Methodology/scope: profiled with nsys --trace=cuda + cuda_gpu_kern_sum; no NVTX in either engine so buckets are by kernel-name regex (bucketer at dgx:/home/mudler/bench/bucket2.py; reports at dgx:/home/mudler/bench/profgap/). Shared elementwise (k_bin_bcast add/mul, torch elementwise) straddle resid/MoE-fanin/GDN-glue and are bucketed by dominant use with that caveat; vLLM's torch_ew (31.7% prefill) is GDN-glue+MoE-combine+resid and is genuinely ambiguous. The dense Qwen3.6-27B-NVFP4 was NOT separately profiled (time budget; the MoE decision-model contains both MoE experts AND the same GDN/attention stack, fully answering A/B/C); GDN findings generalize to dense. vLLM decode here is offline 128-wide (continuous-batched), not staggered-server, so the cross-engine serving ratio is taken from prior h2h benches (~55-80% of vLLM at npl 64-128), not a fresh staggered vLLM run. Cross-engine 'gap' numbers are GPU-kernel-time per token (apples for GPU-bound prefill; for decode the host-bound vs GPU-bound asymmetry means wall-throughput parity hides a 5.4x GPU-efficiency paged advantage).

Decision

moe_prefill_lever

BETTER GROUPED GEMM KERNEL (D2/#105), NOT P5 dispatch fusion. The profile settles this empirically: explicit MoE dispatch (argsort+softmax+get_rows+set_rows+mm_ids+gather_mmq) is only 8.6 us/tok (~2-3% of the paged prefill wall; +5.9 us/tok = ~3% of the gap). P5 is REJECTED as a standalone lever - and the premise it rests on ("vLLM fuses dispatch into the GEMM epilogue") is FALSE on GB10: vLLM runs Marlin W4A16 with its OWN separate dispatch kernels (count_and_sort_expert_tokens/moe_align/vectorized_gather/moe_sum, 2.7 us/tok). Dispatch is cheap in both engines; epilogue-fusing it buys ~3% at most.

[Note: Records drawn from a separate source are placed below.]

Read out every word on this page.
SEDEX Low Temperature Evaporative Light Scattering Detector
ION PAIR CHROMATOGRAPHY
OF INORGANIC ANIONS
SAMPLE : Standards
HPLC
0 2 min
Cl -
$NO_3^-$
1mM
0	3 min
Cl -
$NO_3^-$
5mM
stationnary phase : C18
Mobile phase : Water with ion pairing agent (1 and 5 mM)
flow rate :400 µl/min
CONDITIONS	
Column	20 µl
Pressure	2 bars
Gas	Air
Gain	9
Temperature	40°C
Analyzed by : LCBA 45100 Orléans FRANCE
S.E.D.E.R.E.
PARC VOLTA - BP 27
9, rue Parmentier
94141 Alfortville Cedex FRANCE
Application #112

The real lever is the grouped GEMM: paged grouped-MMQ MUL_MAT_ID is 105 us/tok vs vLLM Marlin 48.5 us/tok = 2.16x slower, ~28% of the prefill gap (+56.5 us/tok). It does NOT collapse to GEMV - the grouped path engages correctly; it loses because ragged small-M-per-expert tiles (mmq_x 16-96) under-utilize tensor cores.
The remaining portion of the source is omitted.